EF6 Suspendable Execution Strategy

EF6 introduces the new connection resiliency feature that allows for automatic retries of failed database operations. I was recently writing some documentation for EF6 and came across a scenario where it would be useful to have a global switch to enable/disable retry logic. Such a switch isn’t built into EF6, although we do have an item on our backlog to possibly enable this in the future.

Fortunately it’s actually pretty easy to implement this flag yourself.

Note: The code in this post is based on the latest nightly build and does not work with EF6.0.0-beta1.

The Always-On Default

The easiest way to register an execution strategy in EF6 is to make use of code-based configuration. Here is a typical configuration class that you might write to enable the SqlAzureExecutionStrategy (an execution strategy that will retry the known retryable exceptions when working with SQL Azure).

using System.Data.Entity;
using System.Data.Entity.SqlServer;

namespace Demo
{
    public class MyConfiguration : DbConfiguration
    {
        public MyConfiguration()
        {
            this.SetExecutionStrategy("System.Data.SqlClient", () => new SqlAzureExecutionStrategy());
        }
    }
}

Allowing Suspension

Because EF will get a new execution strategy for every operation it performs we can introduce some conditional logic to return either the default (non-retrying) strategy or the SQL Azure (retying) strategy based on a switch.

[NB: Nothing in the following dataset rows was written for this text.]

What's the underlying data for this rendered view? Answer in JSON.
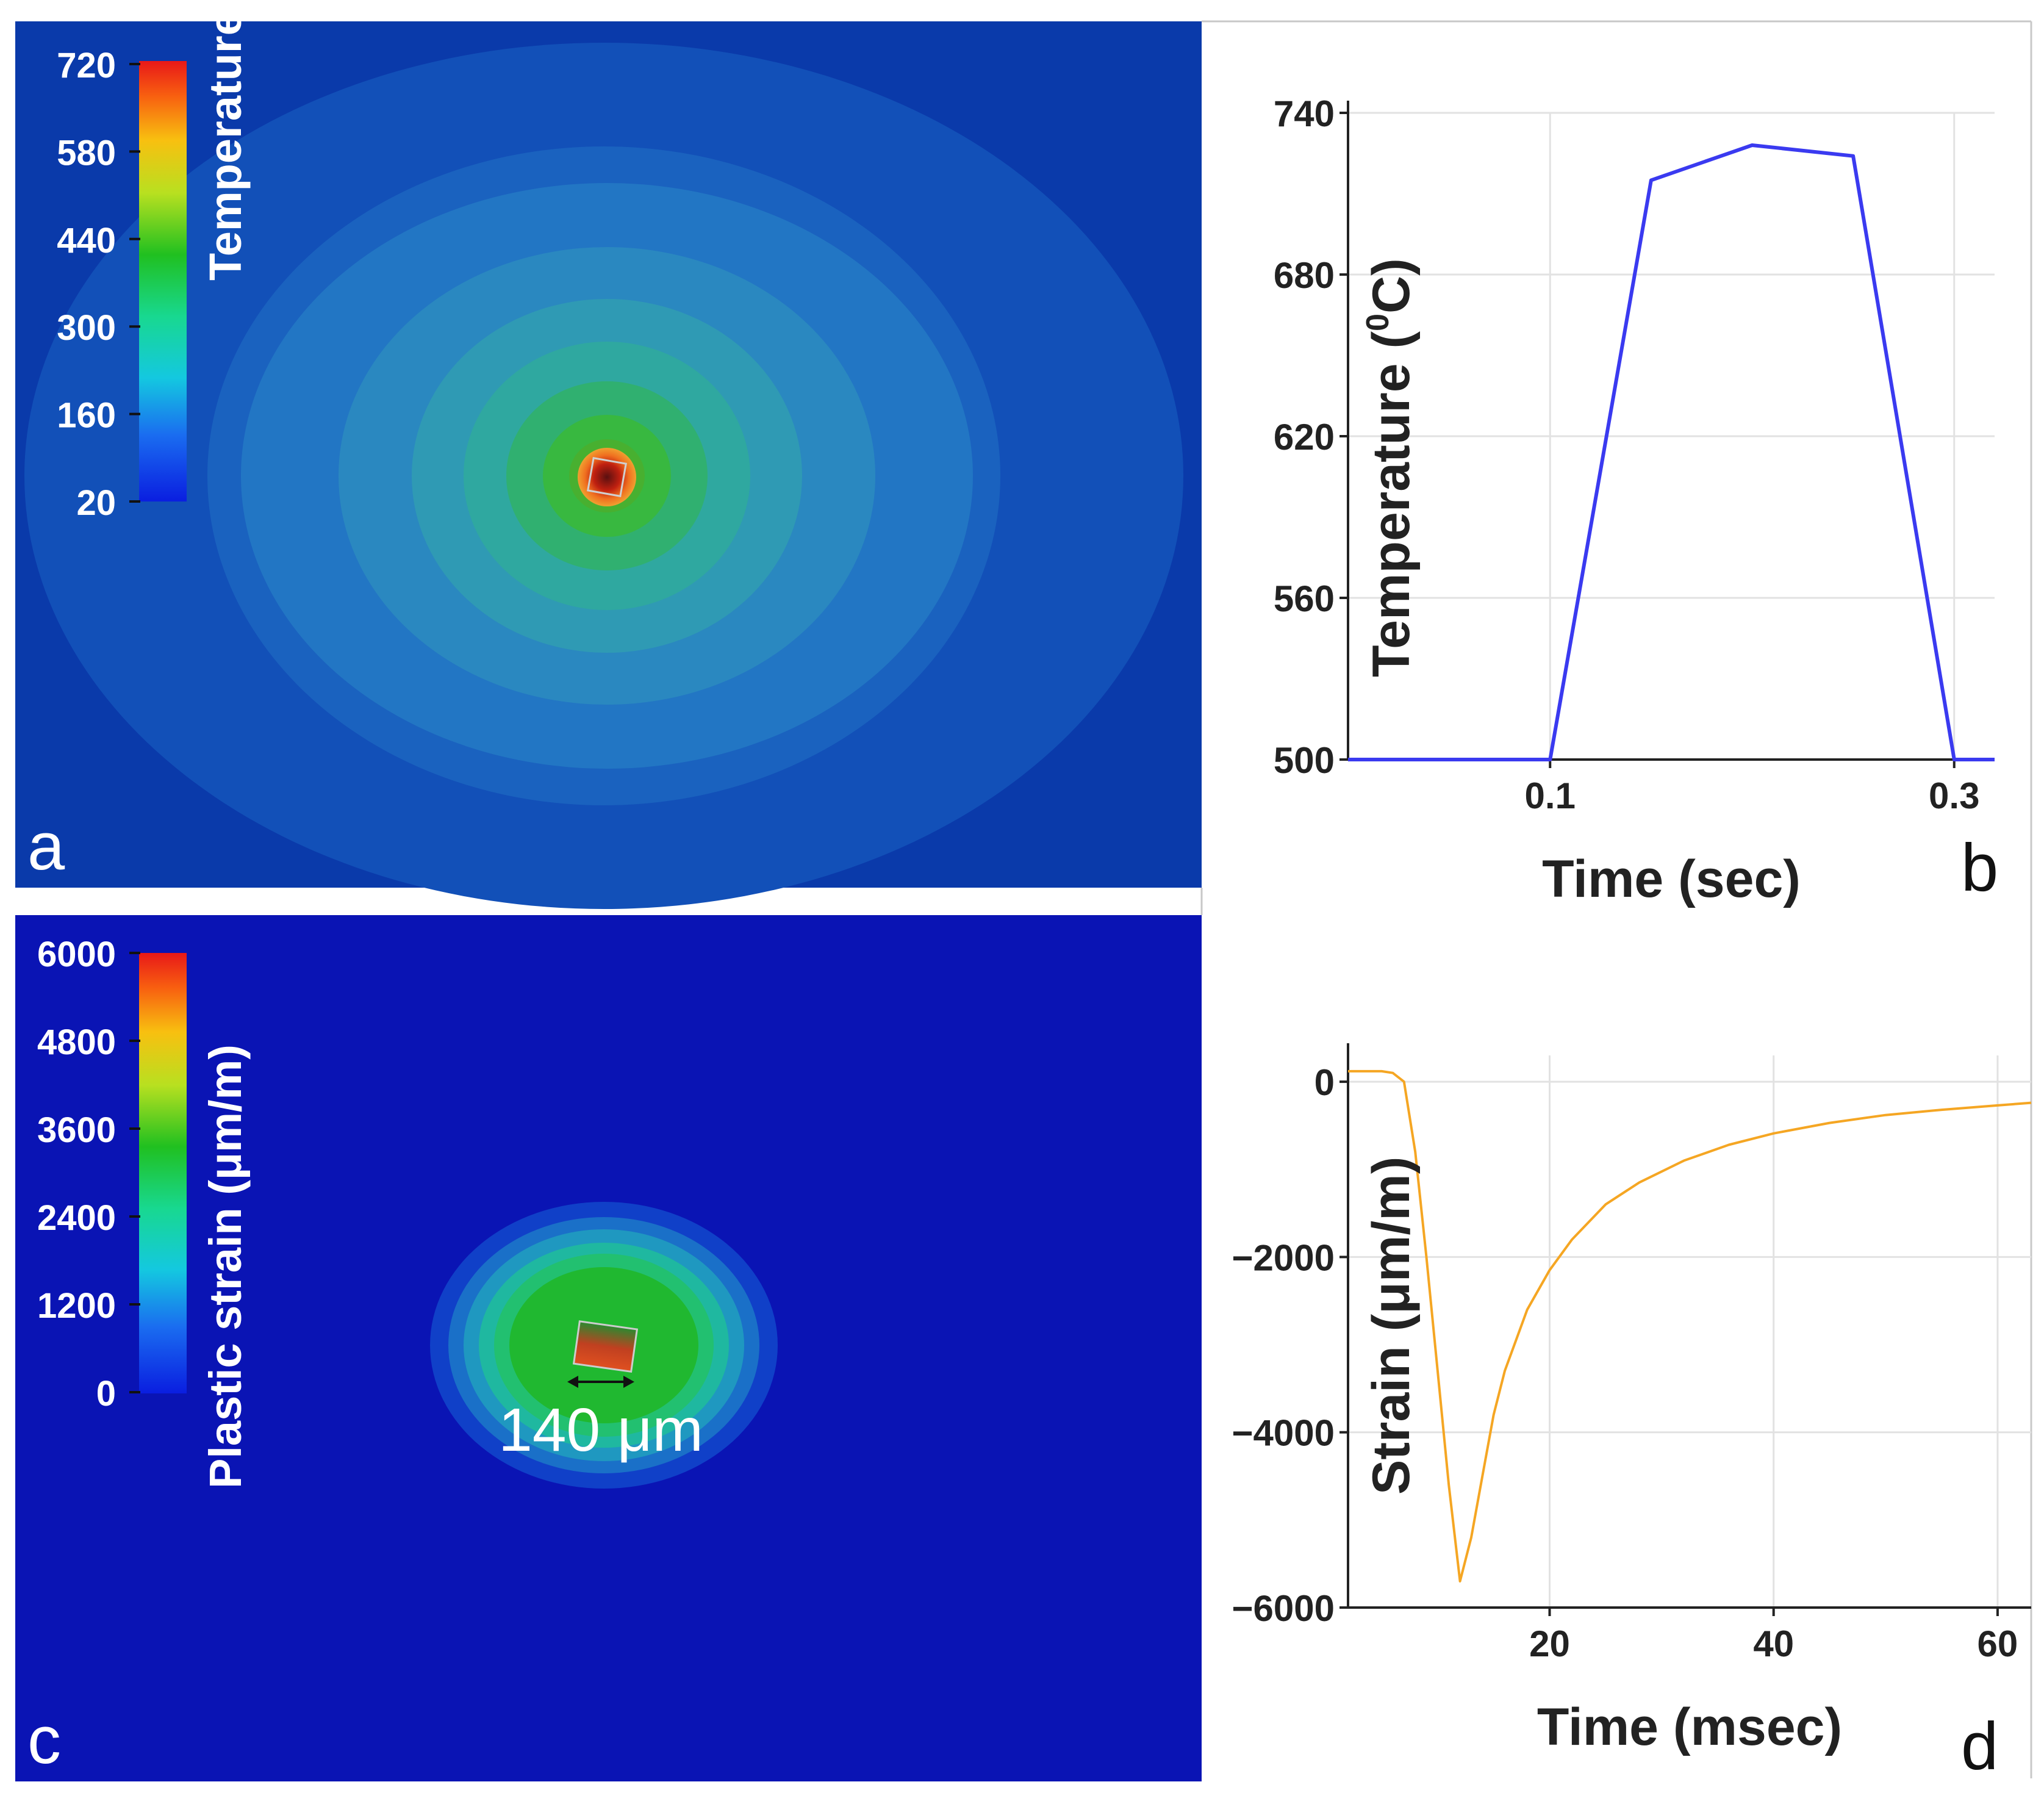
{
  "figure": {
    "panels": [
      {
        "id": "a",
        "panel_label": "a",
        "type": "heatmap",
        "colorbar": {
          "title": "Temperature (°C)",
          "ticks": [
            "720",
            "580",
            "440",
            "300",
            "160",
            "20"
          ],
          "range": [
            20,
            720
          ]
        }
      },
      {
        "id": "b",
        "panel_label": "b"
      },
      {
        "id": "c",
        "panel_label": "c",
        "type": "heatmap",
        "colorbar": {
          "title": "Plastic strain (μm/m)",
          "ticks": [
            "6000",
            "4800",
            "3600",
            "2400",
            "1200",
            "0"
          ],
          "range": [
            0,
            6000
          ]
        },
        "annotation": "140 μm"
      },
      {
        "id": "d",
        "panel_label": "d"
      }
    ]
  },
  "colors": {
    "background_blue": "#0a2fa8",
    "line_b": "#3a3af0",
    "line_d": "#f5a623",
    "white": "#ffffff"
  },
  "chart_data": [
    {
      "id": "b",
      "type": "line",
      "title": "",
      "xlabel": "Time (sec)",
      "ylabel": "Temperature (⁰C)",
      "ylabel_main": "Temperature (",
      "ylabel_sup": "0",
      "ylabel_end": "C)",
      "xlim": [
        0.0,
        0.32
      ],
      "ylim": [
        500,
        740
      ],
      "xticks": [
        0.1,
        0.3
      ],
      "xtick_labels": [
        "0.1",
        "0.3"
      ],
      "yticks": [
        500,
        560,
        620,
        680,
        740
      ],
      "ytick_labels": [
        "500",
        "560",
        "620",
        "680",
        "740"
      ],
      "grid": true,
      "series": [
        {
          "name": "Temperature",
          "x": [
            0.0,
            0.1,
            0.15,
            0.2,
            0.25,
            0.3,
            0.32
          ],
          "y": [
            500,
            500,
            715,
            728,
            724,
            500,
            500
          ]
        }
      ]
    },
    {
      "id": "d",
      "type": "line",
      "title": "",
      "xlabel": "Time (msec)",
      "ylabel": "Strain (μm/m)",
      "xlim": [
        2,
        63
      ],
      "ylim": [
        -6000,
        300
      ],
      "xticks": [
        20,
        40,
        60
      ],
      "xtick_labels": [
        "20",
        "40",
        "60"
      ],
      "yticks": [
        0,
        -2000,
        -4000,
        -6000
      ],
      "ytick_labels": [
        "0",
        "−2000",
        "−4000",
        "−6000"
      ],
      "grid": true,
      "series": [
        {
          "name": "Strain",
          "x": [
            2,
            5,
            6,
            7,
            8,
            9,
            10,
            11,
            12,
            13,
            14,
            15,
            16,
            18,
            20,
            22,
            25,
            28,
            32,
            36,
            40,
            45,
            50,
            55,
            60,
            63
          ],
          "y": [
            120,
            120,
            100,
            0,
            -800,
            -2000,
            -3300,
            -4600,
            -5700,
            -5200,
            -4500,
            -3800,
            -3300,
            -2600,
            -2150,
            -1800,
            -1400,
            -1150,
            -900,
            -720,
            -590,
            -470,
            -380,
            -320,
            -270,
            -240
          ]
        }
      ]
    }
  ]
}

Notice that we are getting/setting the value for the flag from CallContext. This ensures that our flag works correctly if we are using the new async query/save feature in EF6.

using System.Data.Entity;
using System.Data.Entity.Infrastructure;
using System.Data.Entity.SqlServer;
using System.Runtime.Remoting.Messaging;

namespace Demo
{
    public class MyConfiguration : DbConfiguration
    {
        public MyConfiguration()
        {
            this.SetExecutionStrategy("System.Data.SqlClient", () => SuspendExecutionStrategy
              ? (IDbExecutionStrategy)new DefaultExecutionStrategy()
              : new SqlAzureExecutionStrategy());
        }

        public static bool SuspendExecutionStrategy
        {
            get
            {
                return (bool?)CallContext.LogicalGetData("SuspendExecutionStrategy") ?? false;
            }
            set
            {
                CallContext.LogicalSetData("SuspendExecutionStrategy", value);
            }
        }
    }
}

Using the Flag

Now we can use the flag to disable retry logic for certain operations.

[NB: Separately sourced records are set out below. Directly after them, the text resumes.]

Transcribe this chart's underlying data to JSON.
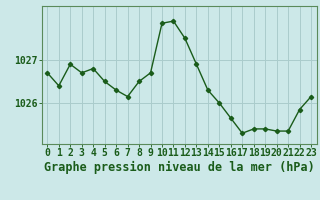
{
  "hours": [
    0,
    1,
    2,
    3,
    4,
    5,
    6,
    7,
    8,
    9,
    10,
    11,
    12,
    13,
    14,
    15,
    16,
    17,
    18,
    19,
    20,
    21,
    22,
    23
  ],
  "pressure": [
    1026.7,
    1026.4,
    1026.9,
    1026.7,
    1026.8,
    1026.5,
    1026.3,
    1026.15,
    1026.5,
    1026.7,
    1027.85,
    1027.9,
    1027.5,
    1026.9,
    1026.3,
    1026.0,
    1025.65,
    1025.3,
    1025.4,
    1025.4,
    1025.35,
    1025.35,
    1025.85,
    1026.15
  ],
  "line_color": "#1a5c1a",
  "marker_color": "#1a5c1a",
  "bg_color": "#cce8e8",
  "grid_color": "#aacccc",
  "axis_color": "#1a5c1a",
  "border_color": "#5a8a5a",
  "xlabel": "Graphe pression niveau de la mer (hPa)",
  "yticks": [
    1026,
    1027
  ],
  "ylim": [
    1025.05,
    1028.25
  ],
  "xlim": [
    -0.5,
    23.5
  ],
  "xlabel_fontsize": 8.5,
  "tick_fontsize": 7.0
}
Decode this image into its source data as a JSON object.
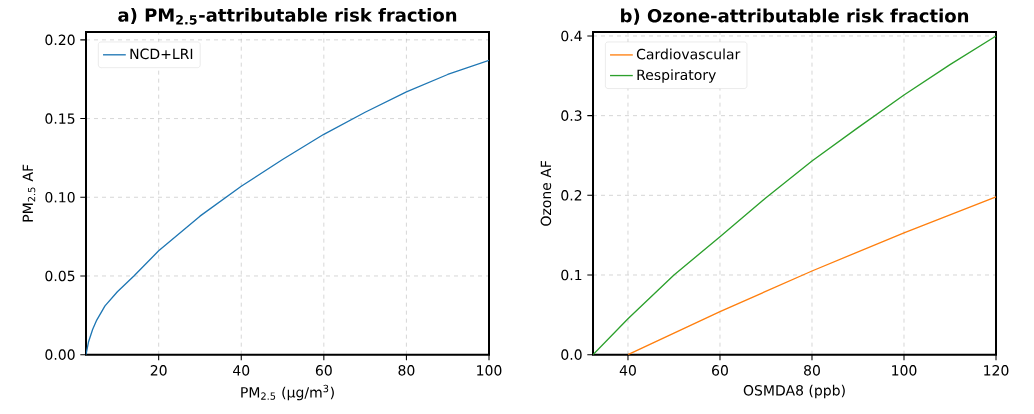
{
  "chart_data": [
    {
      "type": "line",
      "title": "a) PM$_{2.5}$-attributable risk fraction",
      "xlabel": "PM$_{2.5}$ (μg/m$^{3}$)",
      "ylabel": "PM$_{2.5}$ AF",
      "xlim": [
        2.4,
        100
      ],
      "ylim": [
        0,
        0.205
      ],
      "xticks": [
        20,
        40,
        60,
        80,
        100
      ],
      "yticks": [
        {
          "value": 0,
          "label": "0.00"
        },
        {
          "value": 0.05,
          "label": "0.05"
        },
        {
          "value": 0.1,
          "label": "0.10"
        },
        {
          "value": 0.15,
          "label": "0.15"
        },
        {
          "value": 0.2,
          "label": "0.20"
        }
      ],
      "grid": true,
      "legend": "top left",
      "line_style": "solid",
      "series": [
        {
          "name": "NCD+LRI",
          "color": "#1f77b4",
          "x": [
            2.4,
            3,
            4,
            5,
            7,
            10,
            14,
            20,
            30,
            40,
            50,
            60,
            70,
            80,
            90,
            100
          ],
          "values": [
            0,
            0.008,
            0.016,
            0.022,
            0.031,
            0.04,
            0.05,
            0.066,
            0.088,
            0.107,
            0.124,
            0.14,
            0.154,
            0.167,
            0.178,
            0.187
          ]
        }
      ]
    },
    {
      "type": "line",
      "title": "b) Ozone-attributable risk fraction",
      "xlabel": "OSMDA8 (ppb)",
      "ylabel": "Ozone AF",
      "xlim": [
        32.4,
        120
      ],
      "ylim": [
        0,
        0.405
      ],
      "xticks": [
        40,
        60,
        80,
        100,
        120
      ],
      "yticks": [
        {
          "value": 0,
          "label": "0.0"
        },
        {
          "value": 0.1,
          "label": "0.1"
        },
        {
          "value": 0.2,
          "label": "0.2"
        },
        {
          "value": 0.3,
          "label": "0.3"
        },
        {
          "value": 0.4,
          "label": "0.4"
        }
      ],
      "grid": true,
      "legend": "top left",
      "line_style": "solid",
      "series": [
        {
          "name": "Cardiovascular",
          "color": "#ff7f0e",
          "x": [
            40,
            60,
            80,
            100,
            120
          ],
          "values": [
            0,
            0.054,
            0.105,
            0.153,
            0.198
          ]
        },
        {
          "name": "Respiratory",
          "color": "#2ca02c",
          "x": [
            32.4,
            40,
            50,
            60,
            70,
            80,
            90,
            100,
            110,
            120
          ],
          "values": [
            0,
            0.045,
            0.1,
            0.148,
            0.197,
            0.243,
            0.285,
            0.326,
            0.364,
            0.4
          ]
        }
      ]
    }
  ]
}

using (var db = new BloggingContext())
{
  MyConfiguration.SuspendExecutionStrategy = true;

  // Perform without retry logic
  db.Blogs.Add(new Blog { Url = "romiller.com" });
  db.SaveChanges();

  MyConfiguration.SuspendExecutionStrategy = false;

}

When Would I Use This?

The most common reason you might use this is when performing an operation that is not supported by retry logic – such as user initiated transactions. This was the piece of documentation I was writing when I put the original code together, so you can find more info on this particular scenario on our MSDN site.